Nonetheless, this study has several limitations. The sex distribution was imbalanced (female predominance), which may reflect the melasma-overlap population and real-world referral patterns, and limits generalizability. Its retrospective nature, limited sample size, and lack of a control group preclude causal inference. The absence of objective tools for pigment quantification and reliance on photographic assessments may introduce subjective bias. Furthermore, the independent effect of CG cannot be isolated due to concurrent use of tacrolimus and phototherapy in most cases, and phototherapy delivery was heterogeneous (in-clinic NB-UVB versus home-based devices), which may confound outcome interpretation. Future prospective, randomized controlled studies with standardized pigment evaluation tools and longer follow-up durations are warranted to validate these preliminary observations and clarify the specific role of CG in modulating pigmentary balance.

Conclusions

In conclusion, CG-based combination therapy appeared feasible and well tolerated in patients with coexisting facial vitiligo and melasma, with improvement in vitiligo and no apparent worsening of melasma. Larger controlled studies are needed to confirm efficacy and clarify the independent contribution of CG.

Data Sharing Statement

The data that support the findings of this study are available on request from the corresponding author. The data are not publicly available due to privacy or ethical restrictions.

Ethics Statement

This study was conducted in accordance with the principles of the Declaration of Helsinki. The study protocol was reviewed and approved by the Institutional Clinical Research Ethics Committee of Huashan Hospital (Approval No. KY-2022-512). Written informed consent was obtained from all participants prior to enrollment.

Consent

Written informed consent was obtained from all participants after the purpose and procedures of the study were explained.

Acknowledgments

This study was funded by the Shanghai Municipal Science and Technology Commission (no. YDZX20253100002002), the National Natural Science Foundation of China (nos. 82373498, 82573971, 82504306), Shanghai Leading Talent Program (nos. 2021QD066), Shanghai Municipal Youth Science and Technology Star Project (nos. 24YF2703600).

Author Contributions

Zhengzhou Shi and Yijian Zhu designed the study, conducted clinical assessments, collected and analyzed the data, and drafted the manuscript. Qianqian Wang and Li Zhang contributed to laboratory testing, data verification, statistical analysis, and manuscript revision. Suqing Liu and Min Jiang assisted with patient management, follow-up, and clinical supervision. Leihong Xiang oversaw the study design, provided critical guidance throughout the project, and approved the final manuscript.
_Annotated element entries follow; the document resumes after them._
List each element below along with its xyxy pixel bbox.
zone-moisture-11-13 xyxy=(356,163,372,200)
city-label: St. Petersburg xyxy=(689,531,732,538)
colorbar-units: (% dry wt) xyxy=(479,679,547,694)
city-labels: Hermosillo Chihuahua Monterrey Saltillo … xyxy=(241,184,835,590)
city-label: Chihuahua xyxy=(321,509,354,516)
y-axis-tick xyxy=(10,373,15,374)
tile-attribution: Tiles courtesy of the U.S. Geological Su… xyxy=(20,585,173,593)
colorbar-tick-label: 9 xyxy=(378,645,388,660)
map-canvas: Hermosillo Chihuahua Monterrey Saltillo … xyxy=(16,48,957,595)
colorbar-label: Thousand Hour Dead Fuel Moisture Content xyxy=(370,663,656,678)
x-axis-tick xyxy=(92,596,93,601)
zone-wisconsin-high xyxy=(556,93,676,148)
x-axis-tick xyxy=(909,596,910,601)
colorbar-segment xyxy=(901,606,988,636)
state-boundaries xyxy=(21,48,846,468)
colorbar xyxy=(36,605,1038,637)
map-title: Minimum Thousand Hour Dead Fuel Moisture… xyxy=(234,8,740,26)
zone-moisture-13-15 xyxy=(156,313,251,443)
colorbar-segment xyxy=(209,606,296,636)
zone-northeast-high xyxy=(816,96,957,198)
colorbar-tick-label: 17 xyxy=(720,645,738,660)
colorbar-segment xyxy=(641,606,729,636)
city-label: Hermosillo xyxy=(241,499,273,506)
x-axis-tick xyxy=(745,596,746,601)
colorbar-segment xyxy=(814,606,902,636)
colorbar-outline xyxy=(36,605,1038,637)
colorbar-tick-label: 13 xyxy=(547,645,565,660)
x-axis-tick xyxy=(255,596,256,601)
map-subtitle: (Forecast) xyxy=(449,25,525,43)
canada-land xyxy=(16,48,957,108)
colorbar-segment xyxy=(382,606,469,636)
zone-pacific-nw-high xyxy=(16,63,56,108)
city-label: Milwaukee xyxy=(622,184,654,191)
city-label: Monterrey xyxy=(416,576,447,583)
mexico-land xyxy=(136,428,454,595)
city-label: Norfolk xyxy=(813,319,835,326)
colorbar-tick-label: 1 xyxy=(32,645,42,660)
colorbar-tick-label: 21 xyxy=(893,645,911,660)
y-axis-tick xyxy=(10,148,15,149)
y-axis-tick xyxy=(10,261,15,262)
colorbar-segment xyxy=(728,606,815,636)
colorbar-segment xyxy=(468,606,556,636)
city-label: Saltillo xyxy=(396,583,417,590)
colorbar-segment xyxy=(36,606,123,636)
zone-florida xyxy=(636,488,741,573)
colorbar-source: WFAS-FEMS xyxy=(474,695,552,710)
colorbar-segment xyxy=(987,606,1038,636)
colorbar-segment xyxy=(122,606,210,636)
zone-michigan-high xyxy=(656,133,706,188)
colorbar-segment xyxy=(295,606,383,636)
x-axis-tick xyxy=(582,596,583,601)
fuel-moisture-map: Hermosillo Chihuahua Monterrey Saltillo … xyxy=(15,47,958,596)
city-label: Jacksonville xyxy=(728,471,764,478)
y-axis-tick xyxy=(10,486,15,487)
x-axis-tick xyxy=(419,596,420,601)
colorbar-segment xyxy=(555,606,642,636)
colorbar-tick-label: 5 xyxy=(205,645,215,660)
All authors made a significant contribution to the work reported, whether that is in the conception, study design, execution, acquisition of data, analysis and interpretation, or in all these areas; took part in drafting, revising or critically reviewing the article; gave final approval of the version to be published; have agreed on the journal to which the article has been submitted; and agree to be accountable for all aspects of the work.

Disclosure

The authors declare no conflicts of interest.